You should note the validation behaviour as you increase/decrease N.

It is also important for you to understand what happens at low N:

If `N` is less than the number of model parameters, what happens?

7.9. Summary¶

In this section, we have phrased the linear model of Seto et al. within R’s lm function:

du_dy ~ x1 + x2 + x3 + x4 + x5

The model relates socio-economic variables (constant, plus x1, x2, x3, x4, x5), weighted by model parameters (p0, p1, p2, p3, p4, p5) to predict the rate if change of urban area per year (du_dy).

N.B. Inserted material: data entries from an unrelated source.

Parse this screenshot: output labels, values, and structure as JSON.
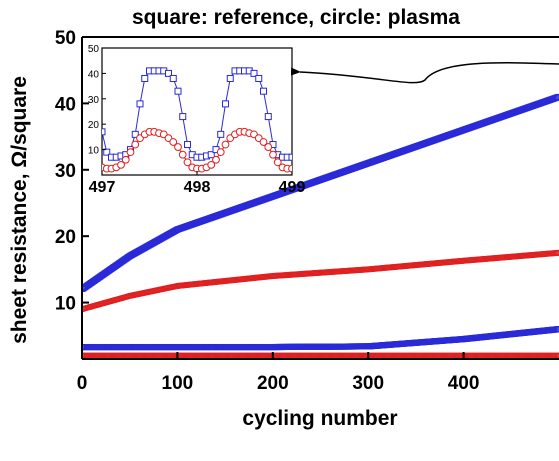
{
  "chart_data": {
    "type": "scatter",
    "title": "square: reference, circle: plasma",
    "xlabel": "cycling number",
    "ylabel": "sheet resistance, Ω/square",
    "xlim": [
      0,
      500
    ],
    "ylim": [
      1.5,
      50
    ],
    "xticks": [
      0,
      100,
      200,
      300,
      400
    ],
    "yticks": [
      10,
      20,
      30,
      40,
      50
    ],
    "grid": false,
    "colors": {
      "reference": "#2a2ad8",
      "plasma": "#e02020",
      "annotation_arrow": "#000000"
    },
    "series": [
      {
        "marker": "square",
        "color": "#2a2ad8",
        "envelope": {
          "x": [
            0,
            50,
            100,
            200,
            300,
            400,
            500
          ],
          "max": [
            12,
            17,
            21,
            26,
            31,
            36,
            41
          ],
          "min": [
            3.3,
            3.3,
            3.3,
            3.3,
            3.4,
            4.5,
            6
          ]
        }
      },
      {
        "marker": "circle",
        "color": "#e02020",
        "envelope": {
          "x": [
            0,
            50,
            100,
            200,
            300,
            400,
            500
          ],
          "max": [
            9,
            11,
            12.5,
            14,
            15,
            16.3,
            17.5
          ],
          "min": [
            2,
            2,
            2,
            2,
            2,
            2,
            2
          ]
        }
      }
    ],
    "inset": {
      "xlim": [
        497,
        499
      ],
      "ylim": [
        0,
        50
      ],
      "xticks": [
        497,
        498,
        499
      ],
      "yticks": [
        10,
        20,
        30,
        40,
        50
      ],
      "series": [
        {
          "marker": "square",
          "color": "#2a2ad8",
          "x": [
            497.0,
            497.05,
            497.1,
            497.15,
            497.2,
            497.25,
            497.3,
            497.35,
            497.4,
            497.45,
            497.5,
            497.55,
            497.6,
            497.65,
            497.7,
            497.75,
            497.8,
            497.85,
            497.9,
            497.95,
            498.0,
            498.05,
            498.1,
            498.15,
            498.2,
            498.25,
            498.3,
            498.35,
            498.4,
            498.45,
            498.5,
            498.55,
            498.6,
            498.65,
            498.7,
            498.75,
            498.8,
            498.85,
            498.9,
            498.95,
            499.0
          ],
          "y": [
            17,
            9,
            7,
            7,
            7.5,
            8,
            10,
            16,
            28,
            38,
            41,
            41,
            41,
            41,
            40,
            38,
            33,
            23,
            12,
            8,
            7,
            7,
            7.5,
            8,
            10,
            16,
            28,
            38,
            41,
            41,
            41,
            41,
            40,
            38,
            33,
            23,
            12,
            8,
            7,
            7,
            7
          ]
        },
        {
          "marker": "circle",
          "color": "#e02020",
          "x": [
            497.0,
            497.05,
            497.1,
            497.15,
            497.2,
            497.25,
            497.3,
            497.35,
            497.4,
            497.45,
            497.5,
            497.55,
            497.6,
            497.65,
            497.7,
            497.75,
            497.8,
            497.85,
            497.9,
            497.95,
            498.0,
            498.05,
            498.1,
            498.15,
            498.2,
            498.25,
            498.3,
            498.35,
            498.4,
            498.45,
            498.5,
            498.55,
            498.6,
            498.65,
            498.7,
            498.75,
            498.8,
            498.85,
            498.9,
            498.95,
            499.0
          ],
          "y": [
            3,
            2.5,
            2.5,
            3,
            4,
            6,
            9,
            12,
            14.5,
            16,
            17,
            17,
            16.5,
            16,
            14.5,
            13,
            11,
            8,
            5,
            3,
            2.5,
            2.5,
            3,
            4,
            6,
            9,
            12,
            14.5,
            16,
            17,
            17,
            16.5,
            16,
            14.5,
            13,
            11,
            8,
            5,
            3,
            2.5,
            2.5
          ]
        }
      ]
    }
  }
}
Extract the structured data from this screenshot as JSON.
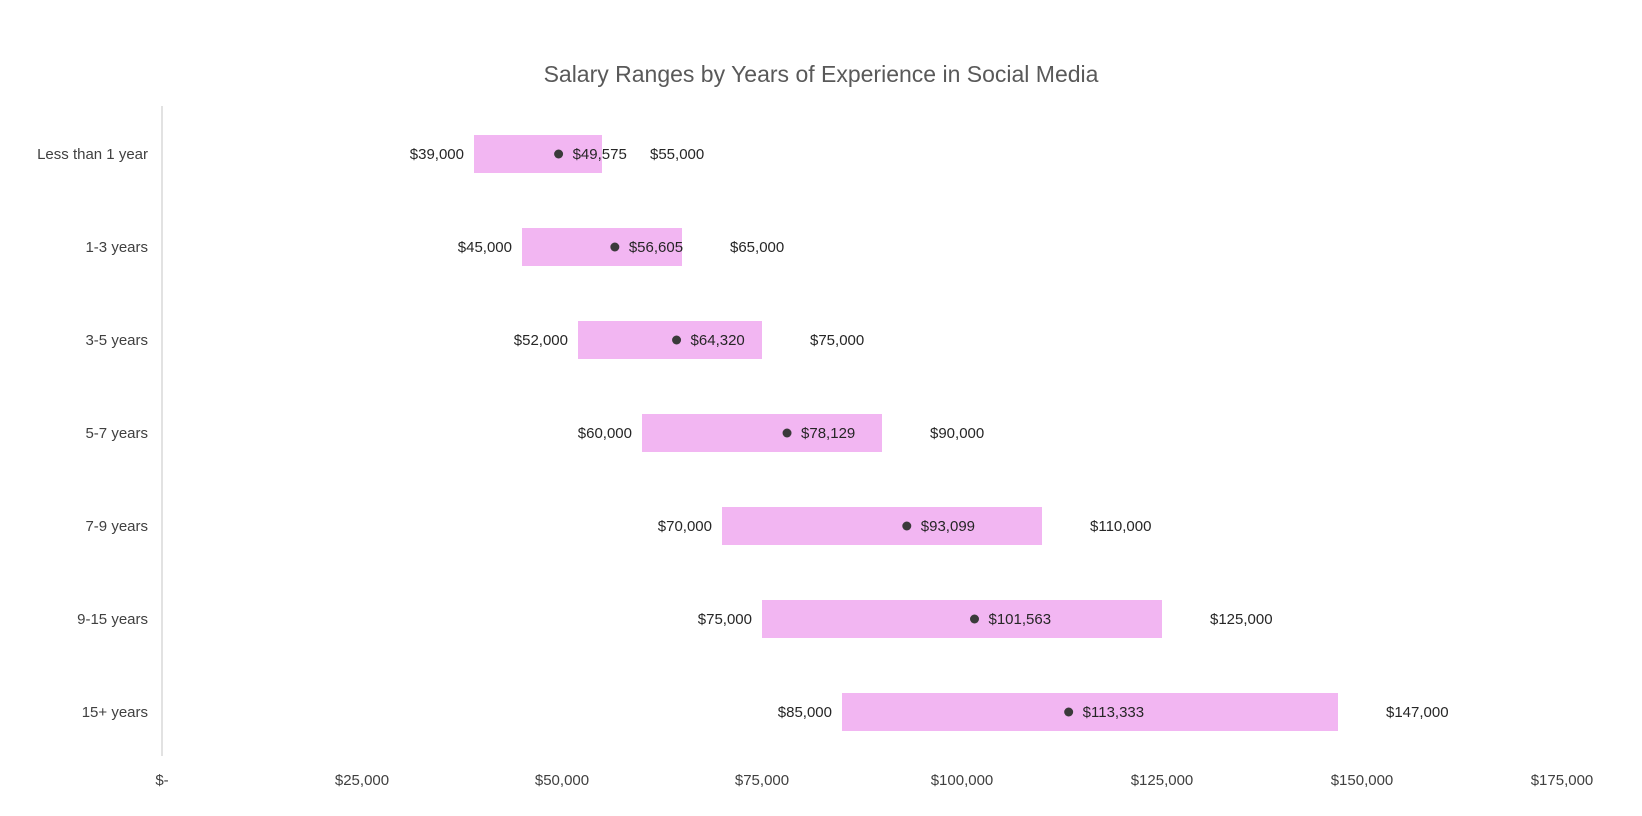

We have taken a set of observations of du_dy, derived from Landsat land cover classifications for the years 1986 to present. Along with estimates of the x variables from the Guangdong yearbook, we have then seen how to produce an esrimate of the model parameters (the p terms).

This forms the basis of the modelling section of this coursework: As noted above, you need to perform a model calibration, plot results, and describe and interpret summary statistics. Your interpretation of the statistics is vital here as it will show your understanding of the terms printed. Your plots should be neatly done, with full axis labelling, titles etc, noting any units or scaling factors used.

We have given you a set of questions to help guide your statistical interpretation.

You are then required to see if you can come up with a model with fewer parameters. The original model has 6 parameters, but it could well be the case that we can develop a more robust model with fewer parameters. One way we can judge ‘better’ here is to take a measure of goodness of fit that accounts for the model degrees of freedom: ‘better’ then is a balance of these things.

You are free to perform additional experiment, with the expectation of higher marks, provided (i) you have done the basic requirements well enough, and (ii) you show clarity of thoiught and understanding of what you are doing in your experiments.